Kaçak yapıların ruhsat almadan ve mühendislik hizmeti olmadan yapıldığını, kayıtları bulunmadığı için de ne durumda olduklarının bilinemediğini aktaran oda başkanları, "Güvenli, nitelikli ve yaşanabilir konutların oluşturulması için öncelikle Türkiye'de 'Konut Envanter Sistemi' çıkarılmalı. Binaların fiziki durumları öğrenilmeli, depreme karşı dayanıklılık oranları saptanmalı. Öncelikle afet riski altındaki binaların yenilenmesi için adımlar atılmalı" değerlendirmesinde bulundu.

İMO Adana Şube Başkanı Abdullah Bakır, planlı bir kent yaratmanın ve daha iyi bir yaşam alanı oluşturmanın önemli olduğunu anlattı. Türkiye'deki kentlerin sağlıksız yapılaştığını savunan Bakır, şunları kaydetti:

"Kentler çarpık bir hal aldı. Her yerde kaçak ve mühendislik hizmeti almayan riskli ve tehlikeli yapılar oluştu. Bu durumdan çıkmak için 'kentsel dönüşüm' çalışmaları yapılıyor. Ama kentlerdeki binaların fiziki durumu bilinmeden bu çalışma yapılmamalıydı. Ülkenin yapı stoku belirlenmeliydi. Bu yapılsaydı, binaların yüzde kaçının depreme dayanıklı olduğu, kaçının mühendislik hizmeti aldığı ve risk oranları belli olurdu. Binaları elden geçirip, durumlarını saptayıp kentsel dönüşüm çalışmalarına öyle başlanmalıydı. Türkiye'de atılacak adım, güvenli, nitelikli ve yaşanabilir konut için olmalıdır. Bunun için geç sayılmaz. İlgili meslek kuruluşları ve uzmanlardan yardım alınarak çalışmalara başlanabilir."
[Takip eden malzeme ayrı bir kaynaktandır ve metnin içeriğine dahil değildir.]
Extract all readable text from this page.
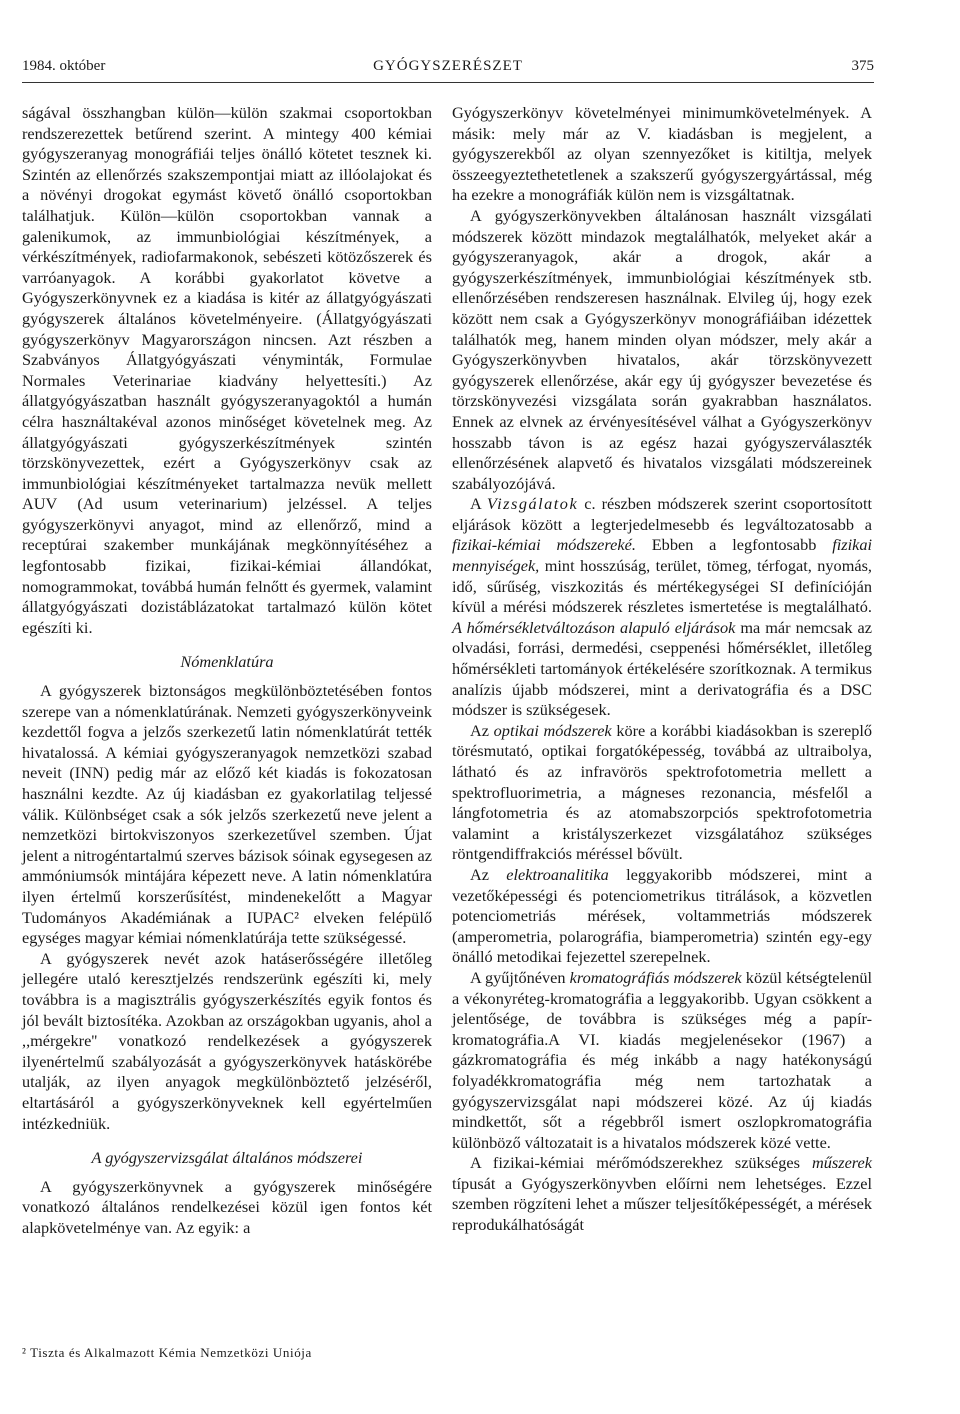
1984. október	GYÓGYSZERÉSZET	375

ságával összhangban külön—külön szakmai csoportokban rendszerezettek betűrend szerint. A mintegy 400 kémiai gyógyszeranyag monográfiái teljes önálló kötetet tesznek ki. Szintén az ellenőrzés szakszempontjai miatt az illóolajokat és a növényi drogokat egymást követő önálló csoportokban találhatjuk. Külön—külön csoportokban vannak a galenikumok, az immunbiológiai készítmények, a vérkészítmények, radiofarmakonok, sebészeti kötözőszerek és varróanyagok. A korábbi gyakorlatot követve a Gyógyszerkönyvnek ez a kiadása is kitér az állatgyógyászati gyógyszerek általános követelményeire. (Állatgyógyászati gyógyszerkönyv Magyarországon nincsen. Azt részben a Szabványos Állatgyógyászati vényminták, Formulae Normales Veterinariae kiadvány helyettesíti.) Az állatgyógyászatban használt gyógyszeranyagoktól a humán célra használtakéval azonos minőséget követelnek meg. Az állatgyógyászati gyógyszerkészítmények szintén törzskönyvezettek, ezért a Gyógyszerkönyv csak az immunbiológiai készítményeket tartalmazza nevük mellett AUV (Ad usum veterinarium) jelzéssel. A teljes gyógyszerkönyvi anyagot, mind az ellenőrző, mind a receptúrai szakember munkájának megkönnyítéséhez a legfontosabb fizikai, fizikai-kémiai állandókat, nomogrammokat, továbbá humán felnőtt és gyermek, valamint állatgyógyászati dozistáblázatokat tartalmazó külön kötet egészíti ki.

Nómenklatúra

A gyógyszerek biztonságos megkülönböztetésében fontos szerepe van a nómenklatúrának. Nemzeti gyógyszerkönyveink kezdettől fogva a jelzős szerkezetű latin nómenklatúrát tették hivatalossá. A kémiai gyógyszeranyagok nemzetközi szabad neveit (INN) pedig már az előző két kiadás is fokozatosan használni kezdte. Az új kiadásban ez gyakorlatilag teljessé válik. Különbséget csak a sók jelzős szerkezetű neve jelent a nemzetközi birtokviszonyos szerkezetűvel szemben. Újat jelent a nitrogéntartalmú szerves bázisok sóinak egysegesen az ammóniumsók mintájára képezett neve. A latin nómenklatúra ilyen értelmű korszerűsítést, mindenekelőtt a Magyar Tudományos Akadémiának a IUPAC² elveken felépülő egységes magyar kémiai nómenklatúrája tette szükségessé.

A gyógyszerek nevét azok hatáserősségére illetőleg jellegére utaló keresztjelzés rendszerünk egészíti ki, mely továbbra is a magisztrális gyógyszerkészítés egyik fontos és jól bevált biztosítéka. Azokban az országokban ugyanis, ahol a ,,mérgekre'' vonatkozó rendelkezések a gyógyszerek ilyenértelmű szabályozását a gyógyszerkönyvek hatáskörébe utalják, az ilyen anyagok megkülönböztető jelzéséről, eltartásáról a gyógyszerkönyveknek kell egyértelműen intézkedniük.

A gyógyszervizsgálat általános módszerei

A gyógyszerkönyvnek a gyógyszerek minőségére vonatkozó általános rendelkezései közül igen fontos két alapkövetelménye van. Az egyik: a

² Tiszta és Alkalmazott Kémia Nemzetközi Uniója

Gyógyszerkönyv követelményei minimumkövetelmények. A másik: mely már az V. kiadásban is megjelent, a gyógyszerekből az olyan szennyezőket is kitiltja, melyek összeegyeztethetetlenek a szakszerű gyógyszergyártással, még ha ezekre a monográfiák külön nem is vizsgáltatnak.

A gyógyszerkönyvekben általánosan használt vizsgálati módszerek között mindazok megtalálhatók, melyeket akár a gyógyszeranyagok, akár a drogok, akár a gyógyszerkészítmények, immunbiológiai készítmények stb. ellenőrzésében rendszeresen használnak. Elvileg új, hogy ezek között nem csak a Gyógyszerkönyv monográfiáiban idézettek találhatók meg, hanem minden olyan módszer, mely akár a Gyógyszerkönyvben hivatalos, akár törzskönyvezett gyógyszerek ellenőrzése, akár egy új gyógyszer bevezetése és törzskönyvezési vizsgálata során gyakrabban használatos. Ennek az elvnek az érvényesítésével válhat a Gyógyszerkönyv hosszabb távon is az egész hazai gyógyszerválaszték ellenőrzésének alapvető és hivatalos vizsgálati módszereinek szabályozójává.

A Vizsgálatok c. részben módszerek szerint csoportosított eljárások között a legterjedelmesebb és legváltozatosabb a fizikai-kémiai módszereké. Ebben a legfontosabb fizikai mennyiségek, mint hosszúság, terület, tömeg, térfogat, nyomás, idő, sűrűség, viszkozitás és mértékegységei SI definícióján kívül a mérési módszerek részletes ismertetése is megtalálható. A hőmérsékletváltozáson alapuló eljárások ma már nemcsak az olvadási, forrási, dermedési, cseppenési hőmérséklet, illetőleg hőmérsékleti tartományok értékelésére szorítkoznak. A termikus analízis újabb módszerei, mint a derivatográfia és a DSC módszer is szükségesek.

Az optikai módszerek köre a korábbi kiadásokban is szereplő törésmutató, optikai forgatóképesség, továbbá az ultraibolya, látható és az infravörös spektrofotometria mellett a spektrofluorimetria, a mágneses rezonancia, mésfelől a lángfotometria és az atomabszorpciós spektrofotometria valamint a kristályszerkezet vizsgálatához szükséges röntgendiffrakciós méréssel bővült.

Az elektroanalitika leggyakoribb módszerei, mint a vezetőképességi és potenciometrikus titrálások, a közvetlen potenciometriás mérések, voltammetriás módszerek (amperometria, polarográfia, biamperometria) szintén egy-egy önálló metodikai fejezettel szerepelnek.

A gyűjtőnéven kromatográfiás módszerek közül kétségtelenül a vékonyréteg-kromatográfia a leggyakoribb. Ugyan csökkent a jelentősége, de továbbra is szükséges még a papír-kromatográfia.A VI. kiadás megjelenésekor (1967) a gázkromatográfia és még inkább a nagy hatékonyságú folyadékkromatográfia még nem tartozhatak a gyógyszervizsgálat napi módszerei közé. Az új kiadás mindkettőt, sőt a régebbről ismert oszlopkromatográfia különböző változatait is a hivatalos módszerek közé vette.

A fizikai-kémiai mérőmódszerekhez szükséges műszerek típusát a Gyógyszerkönyvben előírni nem lehetséges. Ezzel szemben rögzíteni lehet a műszer teljesítőképességét, a mérések reprodukálhatóságát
KENTSEL DÖNÜŞÜME ELEŞTİRDİ

ŞPO Adana Şube Başkanı Ulaş Çetinkaya ise, Türkiye'de yapılaşmanın kent planlamasından önce geliştiğini vurguladı. Özellikle metropol kentlerde belirli bir döneme kadar yapıların plansız inşa edildiğini ifade eden Çetinkaya, şöyle konuştu:

"Binaların büyük çoğunluğu 'kaçak' olarak tabir edilen, mühendislik hizmeti almamıştı. Hala bu binalarda oturan insanlar var. Bu binalar riskli yapılardır. Şimdi dönüşüm çalışmaları var. Örneğin Adana'da bu çalışma yapılıyor, ama deprem gibi bir risk gözetilmiyor. Öncelikle kentsel dönüşüm çalışması yapılması gereken yerler yerine Kıyıboyu Caddesi'nden işe başlanıyor. Ayrıca Samsun'da geçen yıl görüldü. Sağlam bina yapmak yetmiyor. Binaların nereye yapılması gerektiği de çok önemli. Afet riski taşıyan yerler öncelikli olarak ele alınmalı ve yaşanabilir konutlar üretilmeli."